Nelson-Atkins Mourns Death of Estelle Sosland

Kansas City, MO April 17, 2021 – The Nelson-Atkins Museum of Art joins the Kansas City community in mourning the loss of Estelle Sosland, who died Friday, April 16. Sosland was a volunteer and leader at the museum for more than 50 years, serving as the museum’s first woman trustee and as Chair of the Board of Trustees from 2007 to 2009. She and her late husband, Morton Sosland, were pivotal supporters and benefactors, demonstrating a passionate commitment to the Nelson-Atkins.

“This is a great loss for the community,” said Richard C. Green, Chair of the Nelson-Atkins Board of Trustees. “Estelle was someone I admired enormously. She was a true trailblazer, having been the first woman to become the Chair of the Board at the museum. She has left an indelible print on the museum.”

Sosland was Chair of the museum’s Board of Trustees from May 2007 through April 2009. She worked in many capacities at the Nelson-Atkins, as trustee and chair of the Committee on Collections, a group that reviews acquisitions and gifts of works of art to the museum.

“Estelle was very well informed, and her sense of people, diplomacy and relationships made her an extremely good connecter,” said Julián Zugazagoitia, Director & CEO of the Nelson-Atkins. “She has been a loyal and generous friend to the Nelson-Atkins for many years. She will be greatly missed.”

The Soslands were responsible for the 1994 gift of the Museum’s iconic Shuttlecocks, a four-part commissioned work by artists Claes Oldenburg and Coosje van Bruggen.
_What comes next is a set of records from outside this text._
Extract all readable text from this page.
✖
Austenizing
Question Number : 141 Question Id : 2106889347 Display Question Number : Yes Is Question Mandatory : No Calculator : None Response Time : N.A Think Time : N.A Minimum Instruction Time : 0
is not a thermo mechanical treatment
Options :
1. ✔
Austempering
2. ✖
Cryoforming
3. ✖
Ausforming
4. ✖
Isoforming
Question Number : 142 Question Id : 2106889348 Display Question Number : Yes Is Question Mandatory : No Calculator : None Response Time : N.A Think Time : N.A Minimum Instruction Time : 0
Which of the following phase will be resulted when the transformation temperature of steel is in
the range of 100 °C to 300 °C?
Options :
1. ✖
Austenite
In 2018, the Hall Family Foundation commissioned the installation of Walking Wall by acclaimed artist Andy Goldsworthy in honor of the Soslands and their passionate support of art. The wall was built over a period of five installments in 2019, moving from the east side of the museum to its permanent location, where it appears to move from outside the Bloch Building to inside the Gallery Walk.

For many years, Sosland worked in the museum’s Sales and Rental Gallery, which featured the work of regional artists and offered works of art for sale or rent at a time when Kansas City had few fine arts galleries.

The Soslands gave one of the nation’s finest private collections of American Indian art to the Nelson-Atkins. The Northwest Coast masterworks were unveiled in the American Indian art galleries, which opened in 2009. The Soslands were also instrumental in the seminal exhibition of 1977 at the Nelson-Atkins, Sacred Circles, which generated a new understanding of the artistry of Native Americans. This legacy came full circle with the 2014 opening of The Plains Indians: Artists of Earth and Sky in Paris, which united the finest Plains Indians masterworks from European and North American collections. The exhibition then travelled to Kansas City and The Metropolitan Museum in New York.

For media interested in receiving further information, please contact:
Toni Wood, Vice President, Marketing & Communications
The Nelson-Atkins Museum of Art
twood@nelson-atkins.org


Estelle and Morton Sosland (center, and right) admire a work of art with Ralph “Ted” Coe, former director of the Nelson-Atkins. All held a lifelong passion for Native American art.

Estelle and Morton Sosland, photographed in their home in 2009, were responsible for commissioning artists Claes Oldenburg and Coosje van Bruggen to create the Shuttlecocks in 1994.

Artist Andy Goldsworthy’s year-long project Wall was created in honor of the Soslands. In December 2019, Estelle and the Sosland family had a special view of the final stage inside the Bloch Building.